Графини Строгановой лет младых мгновенья. Глава 2

                Глава вторая


     …Череду приятных и грустных воспоминаний неожиданно прервал голос матушки. Она неслышно появилась в гостиной, выйдя из своего рабочего кабинета со стопкой слегка помятой голубой бумаги, на которой невообразимым почерком было увековечено очередное эпохальное сочинение.
     - Послушай, Жюли! Сегодня я завершила, наконец, свою поэму! Представляешь, в эту дикую непогоду меня неожиданно посетило поэтическое вдохновение!.. Я даже забросила переводы Ламартина и Оссиана, чего от себя никак не ожидала!..
     Жюли оторвалась от  окна, за которым ливень и ветер заметно пошли на убыль, и повернулась к матери.

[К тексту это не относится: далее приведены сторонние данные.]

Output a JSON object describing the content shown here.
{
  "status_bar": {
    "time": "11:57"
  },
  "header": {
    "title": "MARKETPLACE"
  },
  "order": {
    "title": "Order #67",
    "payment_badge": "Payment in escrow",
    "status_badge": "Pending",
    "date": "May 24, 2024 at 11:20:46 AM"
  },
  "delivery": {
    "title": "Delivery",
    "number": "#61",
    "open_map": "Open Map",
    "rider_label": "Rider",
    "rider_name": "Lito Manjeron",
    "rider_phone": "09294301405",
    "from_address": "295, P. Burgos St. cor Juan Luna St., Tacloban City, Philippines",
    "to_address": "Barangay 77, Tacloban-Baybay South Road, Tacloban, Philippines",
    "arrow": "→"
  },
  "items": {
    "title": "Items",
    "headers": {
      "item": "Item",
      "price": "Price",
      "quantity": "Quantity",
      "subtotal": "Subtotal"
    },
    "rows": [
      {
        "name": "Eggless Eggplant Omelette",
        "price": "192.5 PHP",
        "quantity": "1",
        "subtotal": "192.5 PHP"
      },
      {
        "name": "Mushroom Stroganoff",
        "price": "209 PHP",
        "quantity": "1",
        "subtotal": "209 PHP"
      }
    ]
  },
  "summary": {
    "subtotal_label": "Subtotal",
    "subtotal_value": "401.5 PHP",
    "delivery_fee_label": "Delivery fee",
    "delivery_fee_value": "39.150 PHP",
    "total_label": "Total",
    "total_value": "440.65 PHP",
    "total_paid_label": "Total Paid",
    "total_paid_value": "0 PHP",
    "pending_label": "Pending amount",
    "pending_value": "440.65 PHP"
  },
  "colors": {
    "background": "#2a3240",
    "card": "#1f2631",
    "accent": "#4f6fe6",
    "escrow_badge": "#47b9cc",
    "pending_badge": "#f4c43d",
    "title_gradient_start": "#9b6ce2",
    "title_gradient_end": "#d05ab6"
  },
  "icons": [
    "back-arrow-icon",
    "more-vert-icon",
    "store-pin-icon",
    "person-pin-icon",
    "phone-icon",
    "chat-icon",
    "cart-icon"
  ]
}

По опыту она знала: хочешь - не хочешь, а придется выслушать ее очередной опус, в противном случае испорченное настроение авторессы неизбежно скажется на всех без исключения обитателях дома.
     - Да, матушка, - как можно мягче согласилась Жюли. – С удовольствием послушаю...
     - И очень строго оценишь!
     - Конечно...
     Леонора подошла ближе к окну, и, слегка прищурившись, стала читать:

                О, Португалия! Пред миром остальным
                Чем провинилась ты, вины не зная?
                И почему молва народов злая
                Тебе пророчит хаос, мрак и дым?..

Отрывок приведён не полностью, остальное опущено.